In spite of all the medical advancements in recent years, fibromyalgia remains a mystery. Ask someone with a little bit of knowledge of the condition to explain it, and they’ll tell you about tender points and chronic fatigue. But if you have fibromyalgia, you already know that this explanation leaves out a lot.
There are so many strange and confusing symptoms that people with fibromyalgia experience. It seems like every day you notice that one of the conditions you’re suffering from is actually linked to fibromyalgia, like frequent urination or muscle spasms.
And while we all know that fibromyalgia causes pain, there’s a huge range of places that fibromyalgia pain can appear, like the feet. Many people with fibromyalgia have foot pain that’s so severe it makes it hard to walk. But this is something you’d almost never hear a doctor talk about when it comes to fibromyalgia symptoms.
So, just what is the link between foot pain and fibromyalgia? And what can you do about it?
Foot Pain and Fibromyalgia
We know that fibromyalgia causes pain, obviously. But usually, we think of that pain as being located near specific tender points around the body. The feet are not one of these tender points. But many people with fibromyalgia tend to feel pain there anyway.

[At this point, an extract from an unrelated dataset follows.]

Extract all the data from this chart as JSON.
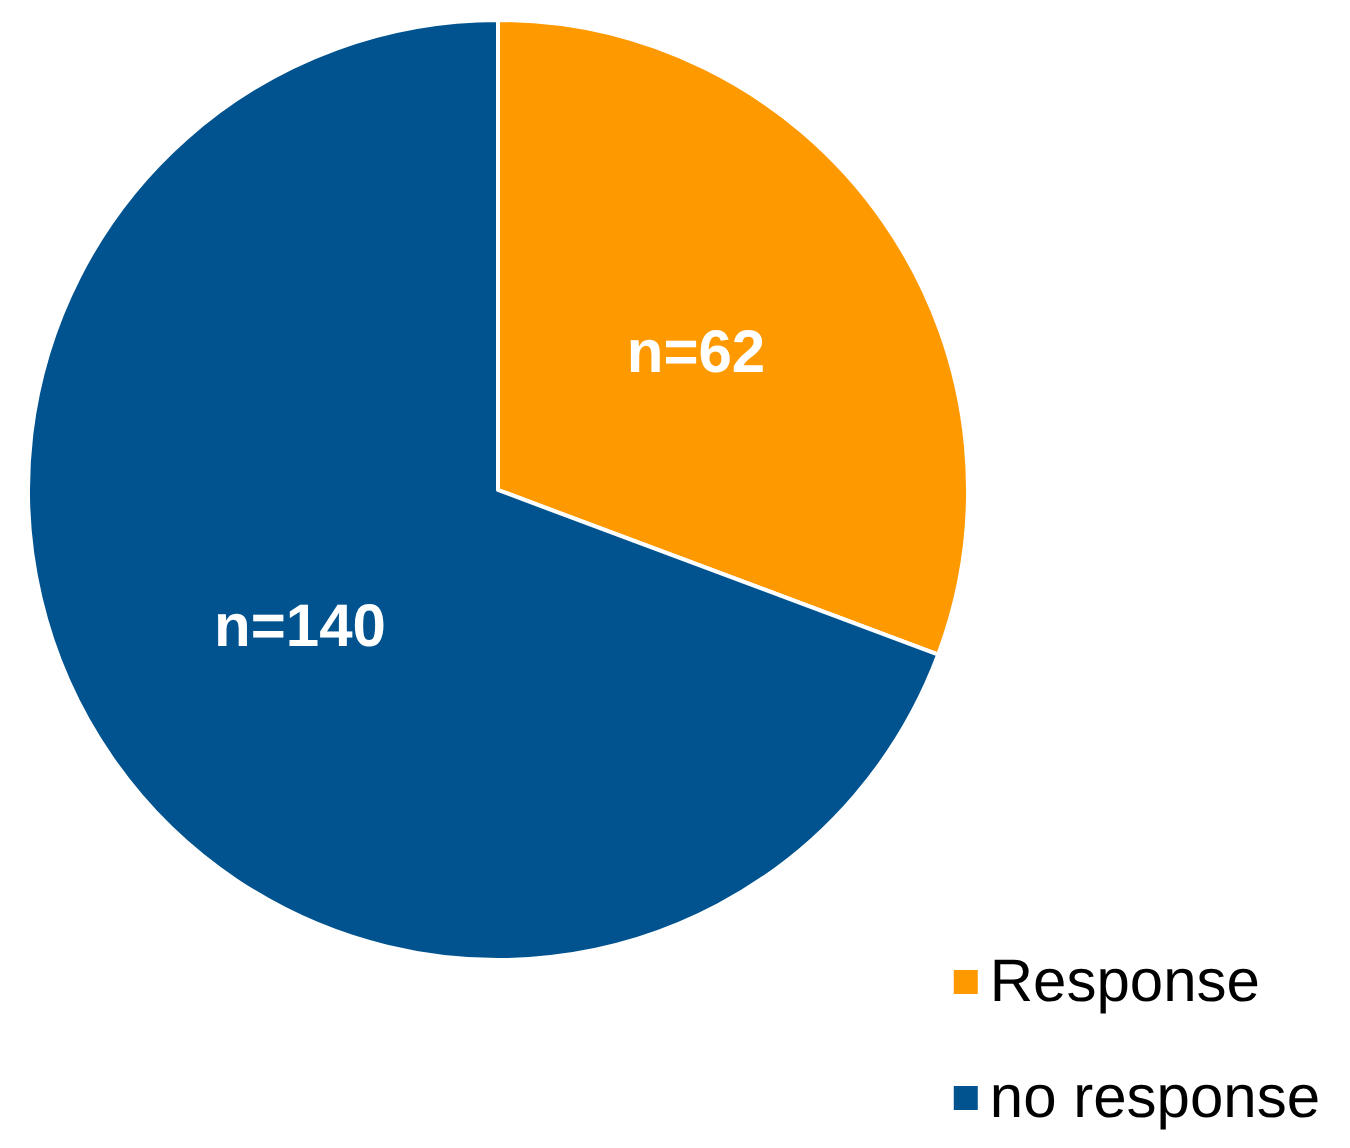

The truth is that people with fibromyalgia tend to experience pain in a lot of different places, not just the tender points, and their pain is usually severe. And that’s true in the feet as well.
People with fibromyalgia who experience foot pain also report it in different places as well. Many experience pain on the bottom of their feet. And usually, this pain is worse when pressure is placed on it. So, standing can be very difficult when you have this type of pain.
Others have said that they feel pain on the top of their feet, or near the ankles. So, it’s easy to see why foot pain for fibromyalgia would make life difficult. Not only are you trapped at home because of the pain and fatigue of fibromyalgia, but the foot pain makes it hard to even put on shoes.
So, what’s the link between the two conditions? The answer may be something called myofascial pain syndrome. Myofascial pain syndrome is a condition where the fascia, or connective tissues of the muscles, becomes inflamed. This results in significant pain in small trigger points in the fascia, especially when pressure is applied, and is actually quite common among people with fibromyalgia.
The feet have a dense line of fascia running under the soles. And the answer might be that people with foot pain are experiencing inflammation of the fascia. This would explain many of their symptoms. But until we know more about the condition, we can’t say for sure that it’s behind the foot pain of people with fibromyalgia.
The good news is that there are still things you can do to treat the pain.
Researchers have found that putting pressure on the fascia of the feet in people with fibromyalgia can cause pain. So, treating that pain means finding a way to take the pressure off the feet. Many people have found that wearing well-cushioned shoes can help ease the pain. And there are a number of different companies that make cushioned inserts you can use.
In addition, soaking the feet in warm water after a long day on your feet can help reduce the amount of pain you feel the next day. And doing some light stretching can help reduce the amount of pain in the fascia. There are also a number of braces for the feet developed for people with plantar fasciitis, a similar condition where the fascia becomes inflamed. These braces can also help with the pain.
Finally, there are a number of different medications that you can use for the pain, ranging from basic over-the-counter painkillers to corticosteroids that can tackle inflammation.
Ultimately, you should consult your doctor if you’re experiencing pain in your feet for a long time. They can rule out the possibility that you’re suffering from other conditions like plantar fasciitis. And they can prescribe a treatment program that works for you.